Keith Olbermann Helps Raise $250,000 for Storm-Ravaged Cheyenne River Reservation
TV pundit draws attention to “humanitarian crisis at home.”
For 14,000 Native Americans without heat or electricity, one minute of Keith Olbermann’s show was the attention they needed.
Less than a minute of air time. That’s all it took for Keith Olbermann to change the fate of Native Americans suffering one of the worst — and most ignored — natural disasters to hit the continental United States in years.
The Cheyenne River Sioux Reservation in South Dakota experienced debilitating ice storms and blizzards beginning on Jan. 22. The storms knocked out 2,500 utility poles and disrupted electricity and heat for 14,000 people, who were forced to live in sub-zero temperatures for nearly two weeks.
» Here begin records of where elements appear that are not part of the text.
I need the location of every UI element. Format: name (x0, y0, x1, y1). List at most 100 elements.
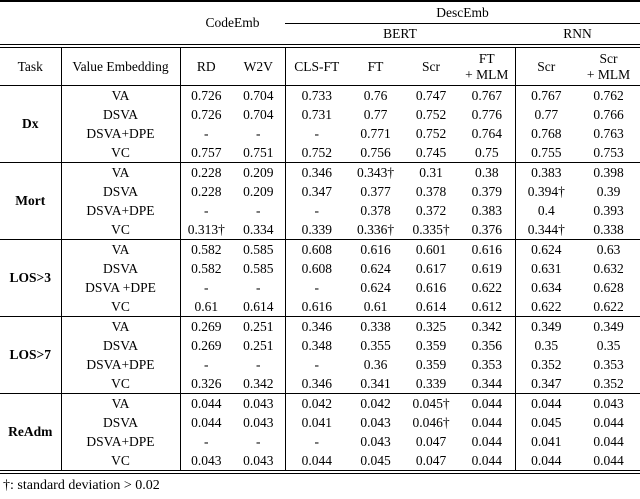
value-cell: 0.616 (415, 279, 447, 295)
value-cell: 0.763 (593, 125, 624, 141)
results-table: CodeEmb DescEmb BERT RNN Task Value Embe… (0, 0, 640, 474)
value-cell: 0.355 (360, 337, 391, 353)
value-cell: 0.044 (514, 451, 577, 471)
value-cell: - (256, 433, 261, 449)
value-cell: 0.348 (284, 336, 348, 355)
value-cell: 0.617 (415, 260, 447, 276)
value-cell: 0.044 (593, 414, 624, 430)
header-descemb: DescEmb (285, 0, 640, 24)
value-cell: 0.624 (514, 239, 577, 259)
value-cell: 0.359 (415, 337, 447, 353)
value-cell: 0.622 (514, 297, 577, 317)
value-cell: 0.378 (415, 183, 447, 199)
value-cell: 0.616 (360, 241, 391, 257)
value-cell: - (179, 278, 232, 297)
value-cell: 0.326 (179, 374, 232, 394)
value-cell: - (284, 201, 348, 220)
value-cell: 0.764 (471, 125, 502, 141)
value-cell: 0.359 (415, 356, 447, 372)
value-cell: 0.047 (415, 433, 447, 449)
value-cell: 0.616 (471, 241, 502, 257)
value-cell: 0.619 (471, 260, 502, 276)
value-cell: 0.628 (593, 279, 624, 295)
task-label-los7: LOS>7 (0, 316, 61, 394)
value-cell: 0.585 (243, 241, 274, 257)
value-cell: 0.393 (593, 202, 624, 218)
header-codeemb: CodeEmb (180, 0, 285, 45)
value-cell: 0.612 (459, 297, 515, 317)
value-cell: 0.046† (412, 414, 450, 430)
value-cell: 0.041 (284, 413, 348, 432)
value-cell: 0.75 (459, 143, 515, 163)
value-cell: 0.347 (514, 374, 577, 394)
value-cell: 0.346 (284, 162, 348, 182)
value-cell: 0.209 (243, 183, 274, 199)
value-cell: 0.342 (471, 318, 502, 334)
value-embedding-label: DSVA +DPE (60, 278, 180, 297)
value-cell: 0.043 (360, 433, 391, 449)
column-header-value-embedding: Value Embedding (60, 47, 180, 86)
value-cell: 0.347 (284, 182, 348, 201)
value-cell: 0.349 (514, 316, 577, 336)
value-embedding-label: VA (60, 239, 180, 259)
value-cell: - (179, 355, 232, 374)
value-cell: 0.614 (403, 297, 459, 317)
value-cell: - (256, 279, 261, 295)
value-cell: 0.043 (360, 414, 391, 430)
value-cell: 0.339 (403, 374, 459, 394)
value-cell: 0.762 (593, 87, 624, 103)
value-embedding-label: VA (60, 162, 180, 182)
value-cell: 0.042 (284, 393, 348, 413)
value-embedding-label: DSVA (60, 182, 180, 201)
value-cell: 0.047 (415, 452, 447, 468)
value-cell: 0.63 (596, 241, 621, 257)
value-cell: 0.044 (284, 451, 348, 471)
value-cell: 0.341 (348, 374, 403, 394)
value-embedding-label: DSVA (60, 105, 180, 124)
value-cell: 0.616 (284, 297, 348, 317)
value-cell: - (284, 124, 348, 143)
value-cell: 0.752 (284, 143, 348, 163)
value-cell: 0.044 (471, 452, 502, 468)
value-cell: 0.608 (284, 259, 348, 278)
value-cell: 0.335† (403, 220, 459, 240)
value-cell: 0.776 (471, 106, 502, 122)
value-cell: 0.334 (232, 220, 285, 240)
value-cell: 0.044 (514, 393, 577, 413)
value-cell: 0.766 (593, 106, 624, 122)
value-cell: 0.383 (514, 162, 577, 182)
value-cell: 0.601 (415, 241, 447, 257)
value-cell: - (256, 202, 261, 218)
value-cell: 0.044 (179, 393, 232, 413)
value-cell: 0.726 (179, 85, 232, 105)
value-cell: 0.38 (474, 164, 499, 180)
value-cell: 0.61 (179, 297, 232, 317)
column-header-task: Task (0, 47, 61, 86)
value-cell: 0.379 (471, 183, 502, 199)
value-embedding-label: DSVA+DPE (60, 432, 180, 451)
value-cell: 0.31 (419, 164, 443, 180)
double-rule-top (0, 44, 640, 48)
value-cell: 0.634 (514, 278, 577, 297)
value-cell: 0.336† (348, 220, 403, 240)
value-cell: 0.767 (471, 87, 502, 103)
value-cell: 0.344† (514, 220, 577, 240)
value-cell: 0.349 (593, 318, 624, 334)
value-cell: 0.269 (179, 316, 232, 336)
value-cell: 0.376 (459, 220, 515, 240)
value-cell: 0.757 (179, 143, 232, 163)
value-cell: 0.582 (179, 259, 232, 278)
value-cell: 0.624 (360, 260, 391, 276)
footnote: †: standard deviation > 0.02 (3, 478, 160, 493)
value-cell: 0.622 (471, 279, 502, 295)
column-header-ft-mlm-line1: FT (478, 50, 495, 66)
value-cell: 0.77 (514, 105, 577, 124)
value-cell: 0.344 (459, 374, 515, 394)
value-embedding-label: DSVA+DPE (60, 355, 180, 374)
value-cell: 0.61 (348, 297, 403, 317)
value-cell: - (284, 355, 348, 374)
value-cell: 0.346 (284, 316, 348, 336)
value-cell: 0.77 (363, 106, 388, 122)
value-cell: 0.043 (593, 395, 624, 411)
Many homes were damaged, food spoiled, supplies dwindled to almost nothing, and all pleas for help seemed to fall on deaf ears.
Most of the media ignored this crisis, and despite calls for aid from the Sioux Nation, only $8,000 in donations had trickled in to help the reservation as of Feb. 9.
That’s when Keith Olbermann over at MSNBC took notice. In a brief segment of his show that night, Olbermann talked about the tragedy and the reservation’s need for immediate help, calling it a “humanitarian crisis at home.”